Table_6_PRDX6: A protein bridging S-palmitoylation and diabetic neuropathy.xlsx

Diabetic neuropathy is regarded as one of the most debilitating outcomes of diabetes. It can affect both the peripheral and central nervous systems, leading to pain, decreased motility, cognitive decline, and dementia. S-palmitoylation is a reversible posttranslational lipid modification, and its dysregulation has been implicated in metabolic syndrome, cancers, neurological disorders, and infections. However, the role of S-palmitoylation in diabetic neuropathy remains unclear. Here we demonstrate a potential association between activating protein palmitoylation and diabetic neuropathy. We compared the proteomic data of lumbar dorsal root ganglia (DRG) of diabetes mice and palmitoylome profiling data of the HUVEC cell line. The mapping results identified peroxiredoxin-6 (PRDX6) as a novel target in diabetic neuropathy, whose biological mechanism was associated with S-palmitoylation. Bioinformatic prediction revealed that PRDX6 had two palmitoylation sites, Cys47 and Cys91. Immunofluorescence results indicated PRDX6 translocating between the cytoplasm and cell membrane. Protein function analysis proposed that increased palmitoylation could competitively inhibit the formation of disulfide-bond between Cys47 and Cys91 and change the spatial topology of PRDX6 protein. Cl–HCO3- anion exchanger 3 (AE3) was one of the AE family members, which was proved to express in DRG. AE3 activity evoked Cl- influx in neurons which was generally associated with increased excitability and susceptibility to pain. We demonstrated that the S-palmitoylation status of Cys47 could affect the interaction between PRDX6 and the C-terminal domain of AE3, thereby regulating the activity of AE3 anion exchanger enzyme in the nervous system. The results highlight a central role for PRDX6 palmitoylation in protection against diabetic neuropathy.

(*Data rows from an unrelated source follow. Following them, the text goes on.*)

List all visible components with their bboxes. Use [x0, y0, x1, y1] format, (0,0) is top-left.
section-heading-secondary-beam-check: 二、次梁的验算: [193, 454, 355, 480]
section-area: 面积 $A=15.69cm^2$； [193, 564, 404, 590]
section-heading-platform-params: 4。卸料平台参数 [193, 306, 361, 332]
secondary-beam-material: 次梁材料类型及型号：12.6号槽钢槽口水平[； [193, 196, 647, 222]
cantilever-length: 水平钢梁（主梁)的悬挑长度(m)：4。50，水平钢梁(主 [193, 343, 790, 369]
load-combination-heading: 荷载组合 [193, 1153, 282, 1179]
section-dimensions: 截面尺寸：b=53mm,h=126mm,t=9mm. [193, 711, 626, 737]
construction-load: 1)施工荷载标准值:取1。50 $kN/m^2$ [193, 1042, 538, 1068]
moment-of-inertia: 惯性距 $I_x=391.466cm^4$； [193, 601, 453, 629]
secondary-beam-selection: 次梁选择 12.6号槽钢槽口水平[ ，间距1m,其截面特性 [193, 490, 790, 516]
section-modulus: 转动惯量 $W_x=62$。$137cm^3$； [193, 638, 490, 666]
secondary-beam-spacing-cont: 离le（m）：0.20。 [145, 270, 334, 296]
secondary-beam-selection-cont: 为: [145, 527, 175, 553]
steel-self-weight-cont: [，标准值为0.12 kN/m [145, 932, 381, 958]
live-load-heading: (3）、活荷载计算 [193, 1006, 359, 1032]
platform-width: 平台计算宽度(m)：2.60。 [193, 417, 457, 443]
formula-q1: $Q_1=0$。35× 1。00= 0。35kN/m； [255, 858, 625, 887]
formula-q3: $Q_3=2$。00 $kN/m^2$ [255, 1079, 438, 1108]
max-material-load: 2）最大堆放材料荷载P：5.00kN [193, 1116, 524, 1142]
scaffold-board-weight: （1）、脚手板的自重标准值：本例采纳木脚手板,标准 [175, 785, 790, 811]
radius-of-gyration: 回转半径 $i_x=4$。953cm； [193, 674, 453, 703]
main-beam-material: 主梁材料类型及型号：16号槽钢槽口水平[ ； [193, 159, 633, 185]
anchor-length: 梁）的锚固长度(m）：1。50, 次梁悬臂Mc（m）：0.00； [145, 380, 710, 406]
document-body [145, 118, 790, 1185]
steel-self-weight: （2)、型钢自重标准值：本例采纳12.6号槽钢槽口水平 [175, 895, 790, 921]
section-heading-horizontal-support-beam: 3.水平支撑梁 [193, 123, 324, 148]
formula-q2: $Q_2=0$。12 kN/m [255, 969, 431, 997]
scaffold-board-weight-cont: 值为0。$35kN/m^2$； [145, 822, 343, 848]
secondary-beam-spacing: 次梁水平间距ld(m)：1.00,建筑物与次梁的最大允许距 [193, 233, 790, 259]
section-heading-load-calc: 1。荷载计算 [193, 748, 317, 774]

糖尿病神经病变（Diabetic neuropathy）被视为糖尿病最具致残性的并发症之一。它可累及外周与中枢神经系统，引发疼痛、运动功能减退、认知能力下降及痴呆。S-棕榈酰化（S-palmitoylation）是一种可逆的翻译后脂质修饰，其失调与代谢综合征、癌症、神经系统疾病及感染的发生发展密切相关。然而，S-棕榈酰化在糖尿病神经病变中的作用仍未明确。本研究揭示了蛋白质棕榈酰化激活与糖尿病神经病变之间的潜在关联。我们对比了糖尿病小鼠腰背根神经节（lumbar dorsal root ganglia, DRG）的蛋白质组学数据与人类脐静脉内皮细胞系（HUVEC cell line）的棕榈酰化组谱数据，经数据映射分析后，鉴定出过氧化物酶6（PRDX6）为糖尿病神经病变的新型靶点，其生物学机制与S-棕榈酰化相关。生物信息学预测显示，PRDX6存在两个棕榈酰化位点：Cys47与Cys91。免疫荧光实验结果表明，PRDX6可在细胞质与细胞膜之间发生转位。蛋白质功能分析提示，增强的棕榈酰化可竞争性抑制Cys47与Cys91之间二硫键的形成，并改变PRDX6蛋白的空间拓扑结构。Cl–HCO3-阴离子交换蛋白3（AE3）属于阴离子交换蛋白（AE）家族成员，已被证实表达于背根神经节中。AE3的激活可介导神经元内Cl-内流，这一过程通常与神经元兴奋性升高及痛觉易感性增加相关。本研究证实，Cys47的S-棕榈酰化状态可影响PRDX6与AE3 C端结构域的相互作用，从而调控神经系统中AE3阴离子交换酶的活性。本研究结果凸显了PRDX6棕榈酰化在对抗糖尿病神经病变中的核心保护作用。